BullWe may have gotten a free pass from the summer doldrums this time around but will this help our case going into the colder months?

As the investing public has been made well aware, the Standard & Poor's 500 index crossed over the 2,000 threshold last week to close Friday at 2003.37, the 32nd record it has hit so far this year. And while it is tempting to dismiss this milestone as a meaningless construct, the stock market has performed strongly this summer however you slice it.

As measured by the Dow Jones Industrial Average, the market gained 3% between Memorial Day and Labor Day. Looking at penny stocks, risk appetite increased at a healthy pace over the summer, with the penny stock-rich Russell 2000 index outperforming the Dow to score a 4.3% gain.

These gains were most pronounced in the latter part of the summer, with the DJIA gaining 1.4% in August alone and Russell 2000 outperforming to score a 4.8% spike. This reverses the pattern seen one year ago (and more typically), when the stock markets languished, and tanked most sharply in the latter part of the summer.
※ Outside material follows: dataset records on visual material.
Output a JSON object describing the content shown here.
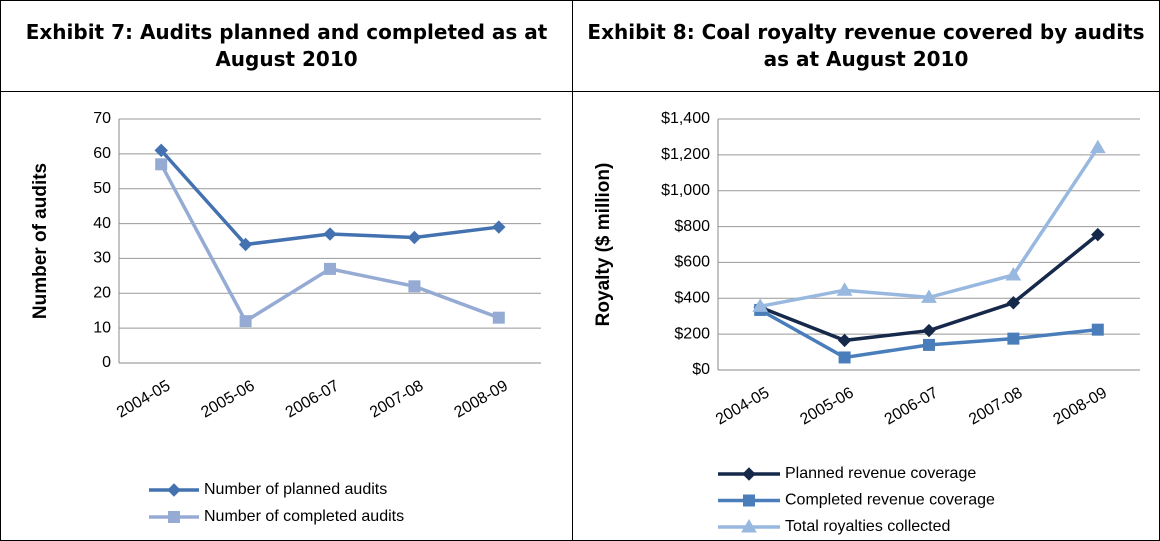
{
  "chart_data": [
    {
      "type": "line",
      "title": "Exhibit 7: Audits planned and completed as at August 2010",
      "ylabel": "Number of audits",
      "categories": [
        "2004-05",
        "2005-06",
        "2006-07",
        "2007-08",
        "2008-09"
      ],
      "series": [
        {
          "name": "Number of planned audits",
          "color": "#4472b0",
          "marker": "diamond",
          "values": [
            61,
            34,
            37,
            36,
            39
          ]
        },
        {
          "name": "Number of completed audits",
          "color": "#95abd3",
          "marker": "square",
          "values": [
            57,
            12,
            27,
            22,
            13
          ]
        }
      ],
      "ylim": [
        0,
        70
      ],
      "yticks": [
        0,
        10,
        20,
        30,
        40,
        50,
        60,
        70
      ],
      "grid": true,
      "legend": "bottom"
    },
    {
      "type": "line",
      "title": "Exhibit 8: Coal royalty revenue covered by audits as at August 2010",
      "ylabel": "Royalty ($ million)",
      "categories": [
        "2004-05",
        "2005-06",
        "2006-07",
        "2007-08",
        "2008-09"
      ],
      "series": [
        {
          "name": "Planned revenue coverage",
          "color": "#17294a",
          "marker": "diamond",
          "values": [
            350,
            165,
            220,
            375,
            755
          ]
        },
        {
          "name": "Completed revenue coverage",
          "color": "#4a7ebb",
          "marker": "square",
          "values": [
            335,
            70,
            140,
            175,
            225
          ]
        },
        {
          "name": "Total royalties collected",
          "color": "#98b8e0",
          "marker": "triangle",
          "values": [
            355,
            445,
            405,
            530,
            1240
          ]
        }
      ],
      "ylim": [
        0,
        1400
      ],
      "yticks": [
        {
          "value": 0,
          "label": "$0"
        },
        {
          "value": 200,
          "label": "$200"
        },
        {
          "value": 400,
          "label": "$400"
        },
        {
          "value": 600,
          "label": "$600"
        },
        {
          "value": 800,
          "label": "$800"
        },
        {
          "value": 1000,
          "label": "$1,000"
        },
        {
          "value": 1200,
          "label": "$1,200"
        },
        {
          "value": 1400,
          "label": "$1,400"
        }
      ],
      "grid": true,
      "legend": "bottom"
    }
  ]
}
This rally, during which the current bull market has passed the five-year mark, begs the question of whether the good times can last. But whether or not a "surprise" correction is in fact in the offing, as many quantitative analysts suggest, is far from certain for a number of reasons:

-- For one thing, broad investor sentiment can be looked at as a contrarian indicator. For this reason, the wider the currency given to doom-and-gloom outlooks, the greater the chance that canny investors are already pricing these into their strategies, meaning that the element of surprise (and catastrophic impact) will likely be missing whenever stocks begin to reverse themselves.
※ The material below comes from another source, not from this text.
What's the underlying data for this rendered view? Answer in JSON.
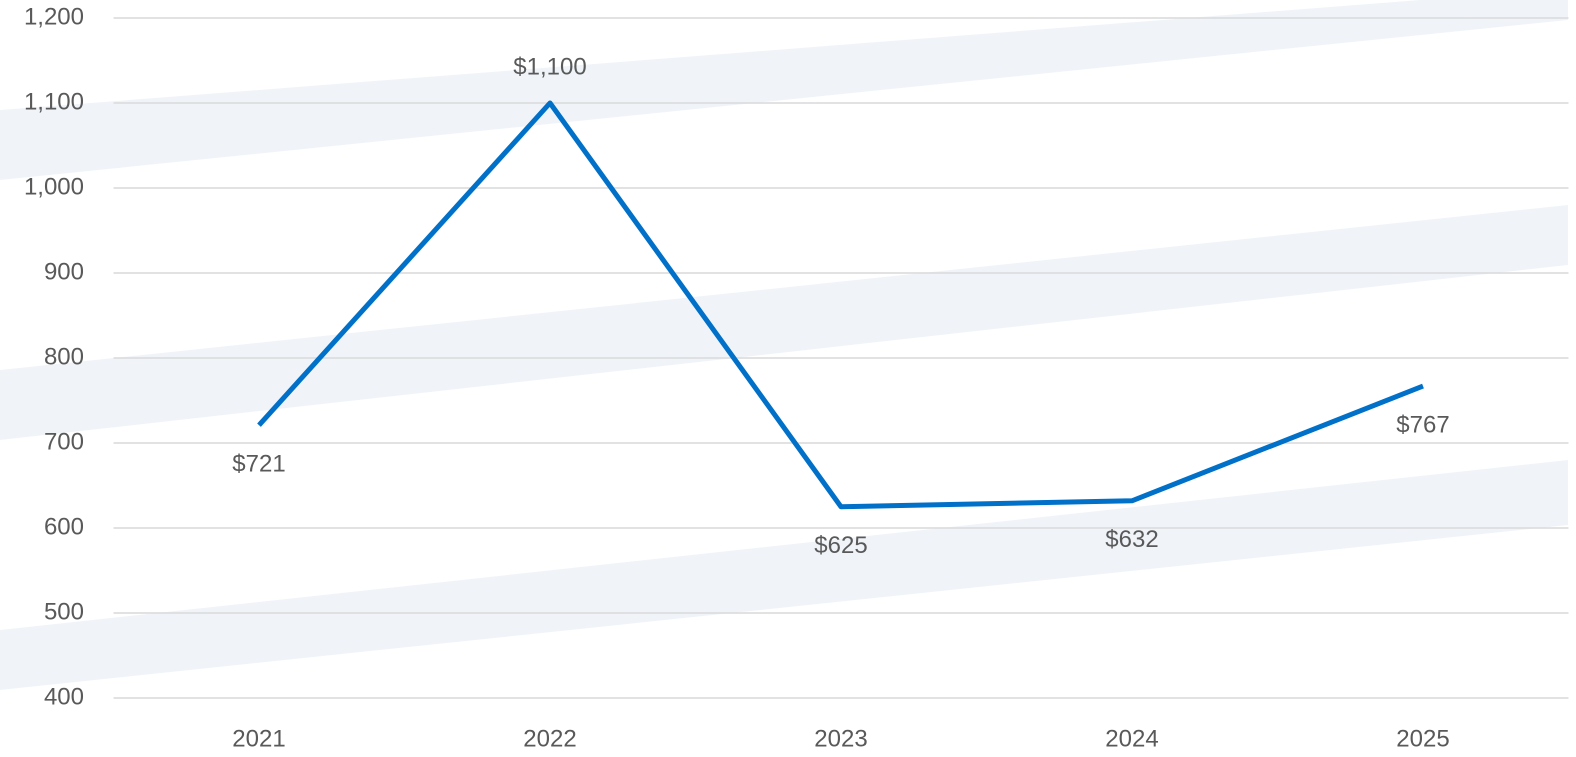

-- For another, there is the strong possibility that this bull may have more room to run. And this is not a statistical impossibility. Looking at the not-too-distant past, the so-called dotcom bubble was more than 12 years old before it burst in Y2K, and two other bull markets since the end of World War II have lasted longer than the current rally.                                        
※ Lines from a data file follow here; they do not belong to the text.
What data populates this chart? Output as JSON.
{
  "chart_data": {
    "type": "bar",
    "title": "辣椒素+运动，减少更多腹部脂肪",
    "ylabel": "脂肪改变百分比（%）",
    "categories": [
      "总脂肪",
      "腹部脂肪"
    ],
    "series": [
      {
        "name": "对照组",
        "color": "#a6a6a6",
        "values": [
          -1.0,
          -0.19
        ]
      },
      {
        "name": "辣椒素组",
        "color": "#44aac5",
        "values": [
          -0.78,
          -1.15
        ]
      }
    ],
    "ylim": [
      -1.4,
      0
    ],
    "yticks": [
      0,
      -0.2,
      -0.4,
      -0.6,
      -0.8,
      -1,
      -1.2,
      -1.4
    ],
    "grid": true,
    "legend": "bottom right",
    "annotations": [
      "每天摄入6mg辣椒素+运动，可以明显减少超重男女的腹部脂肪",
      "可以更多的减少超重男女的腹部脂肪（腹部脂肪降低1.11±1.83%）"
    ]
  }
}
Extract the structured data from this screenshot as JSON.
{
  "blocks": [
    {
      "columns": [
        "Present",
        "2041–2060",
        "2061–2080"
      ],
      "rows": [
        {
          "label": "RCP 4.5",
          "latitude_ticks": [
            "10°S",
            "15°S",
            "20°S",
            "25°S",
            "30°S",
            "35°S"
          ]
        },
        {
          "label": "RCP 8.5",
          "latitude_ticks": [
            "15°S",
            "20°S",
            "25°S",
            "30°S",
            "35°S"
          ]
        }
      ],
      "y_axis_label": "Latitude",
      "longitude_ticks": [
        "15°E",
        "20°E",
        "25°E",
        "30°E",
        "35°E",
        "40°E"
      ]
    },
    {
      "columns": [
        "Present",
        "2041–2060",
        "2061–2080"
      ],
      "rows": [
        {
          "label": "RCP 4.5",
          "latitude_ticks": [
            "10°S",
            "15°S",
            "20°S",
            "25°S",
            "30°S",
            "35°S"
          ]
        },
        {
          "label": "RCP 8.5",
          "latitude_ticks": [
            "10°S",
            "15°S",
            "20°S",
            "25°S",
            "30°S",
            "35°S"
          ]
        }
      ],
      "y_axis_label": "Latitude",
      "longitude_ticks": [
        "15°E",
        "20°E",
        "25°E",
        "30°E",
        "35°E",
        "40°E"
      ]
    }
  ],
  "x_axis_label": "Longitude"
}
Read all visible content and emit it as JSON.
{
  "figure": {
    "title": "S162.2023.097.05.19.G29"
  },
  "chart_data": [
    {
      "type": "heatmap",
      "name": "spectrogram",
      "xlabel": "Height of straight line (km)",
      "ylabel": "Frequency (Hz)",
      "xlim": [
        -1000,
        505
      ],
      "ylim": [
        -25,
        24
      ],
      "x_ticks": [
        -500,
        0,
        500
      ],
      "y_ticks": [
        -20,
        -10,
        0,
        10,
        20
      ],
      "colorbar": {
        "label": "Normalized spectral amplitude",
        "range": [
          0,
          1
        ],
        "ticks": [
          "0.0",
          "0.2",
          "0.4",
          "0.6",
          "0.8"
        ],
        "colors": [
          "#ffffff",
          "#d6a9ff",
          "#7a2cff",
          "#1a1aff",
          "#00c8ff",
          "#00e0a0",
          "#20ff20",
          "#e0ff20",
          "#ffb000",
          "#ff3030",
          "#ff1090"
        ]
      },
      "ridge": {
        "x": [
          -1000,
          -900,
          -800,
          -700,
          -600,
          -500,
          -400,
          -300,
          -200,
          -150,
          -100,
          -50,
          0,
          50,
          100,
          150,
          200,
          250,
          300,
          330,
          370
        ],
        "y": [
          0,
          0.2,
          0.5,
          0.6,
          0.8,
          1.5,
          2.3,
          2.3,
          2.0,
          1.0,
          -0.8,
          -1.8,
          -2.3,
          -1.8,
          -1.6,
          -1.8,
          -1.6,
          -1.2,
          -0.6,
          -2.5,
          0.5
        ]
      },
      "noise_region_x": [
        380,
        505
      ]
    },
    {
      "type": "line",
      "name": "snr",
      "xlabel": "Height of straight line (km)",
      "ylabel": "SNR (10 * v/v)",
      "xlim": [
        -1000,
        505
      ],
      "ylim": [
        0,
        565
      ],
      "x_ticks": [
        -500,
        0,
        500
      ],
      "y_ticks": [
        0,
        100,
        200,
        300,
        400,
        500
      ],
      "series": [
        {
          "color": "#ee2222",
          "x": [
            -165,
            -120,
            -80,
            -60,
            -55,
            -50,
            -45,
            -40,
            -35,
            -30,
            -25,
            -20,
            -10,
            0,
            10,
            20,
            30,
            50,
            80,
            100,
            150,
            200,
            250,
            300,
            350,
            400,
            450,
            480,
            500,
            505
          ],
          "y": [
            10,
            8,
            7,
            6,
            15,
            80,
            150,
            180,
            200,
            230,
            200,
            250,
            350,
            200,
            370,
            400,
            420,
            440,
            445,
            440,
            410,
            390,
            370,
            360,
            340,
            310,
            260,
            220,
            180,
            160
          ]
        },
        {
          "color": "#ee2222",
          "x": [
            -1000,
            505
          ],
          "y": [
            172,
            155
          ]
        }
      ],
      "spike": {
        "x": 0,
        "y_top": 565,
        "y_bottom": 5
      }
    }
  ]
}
Investors may or may not be returning from the Labor Day weekend with visions of buy orders dancing around in their heads. But there are indications that the stock market may be boosted by fundamentals, at least if you go by the recent performance of the U.S. economy.

As the Bureau of Economic Analysis reported last week, the revised estimate of Gross Domestic Product showed a 4.2% rise for Q2, up from the earlier estimate of 4% and a sea change from the 2.1% decrease registered in Q1. The increase in GDP in Q2 was mainly driven by positive contributions from personal consumption expenditures and an increase in private inventory investment. Real domestic purchases - purchases by U.S. residents of goods and services wherever produced - increased 4.5% in Q2 after falling 0.1% in Q1.

This economic pickup has led to an upsurge in Fed contrarian trading, according to which the "good" news we have been seeing both on spending and the labor market could prompt the U.S. central bank to raise interest rates sooner than later.

Witness the unusual amount of attention paid to the Aug. 20 release of the Federal Open Market Committee meeting minutes of July 29-30, which was closely parsed for the increasing discussion on the part of the Fed governors as to when to remove "policy accommodation."

globeThis type of trade will soon surface again on Sept. 17, with the release of the next Fed monetary policy statement. But the hype about U.S. monetary policy notwithstanding, Americans often forget there are other economies out there. Of the major world economies only the Chinese (which are slowing down at any rate) has any inflation in its forward outlook. Japan, on the other hand, has been suffering from deflation for decades, and it looks like Europe is facing the same threat. Analysts are widely expecting the European Central Bank, which recently introduced negative interest rates, to expand its policy accommodation even further as soon as Sept. 4, when it holds its next monetary policy press conference.

The bottom line for stocks: Things may have picked up for both the U.S. economy and the stock market this summer, and this has resulted in the type of mixed outlook for stocks usually seen in a late-stage bull market. At the same time, there is virtually no risk of substantial interest rate hikes coming any time soon, however much things may continue to pick up.

As pointed out previously in this investment blog, the Fed cannot raise its interest rate targets at the same time as the ECB is moving in the opposite direction, at least not without causing a rally in the dollar and hitting the U.S. export economy with a serious blow in the process. That's not to say the Fed governors can't do that if they want to, but that they would be hard pressed to tighten unless inescapable evidence emergences that things are heating up too fast. In the meantime, rates will stay low, along with inflation, making investors even more hungry for yield.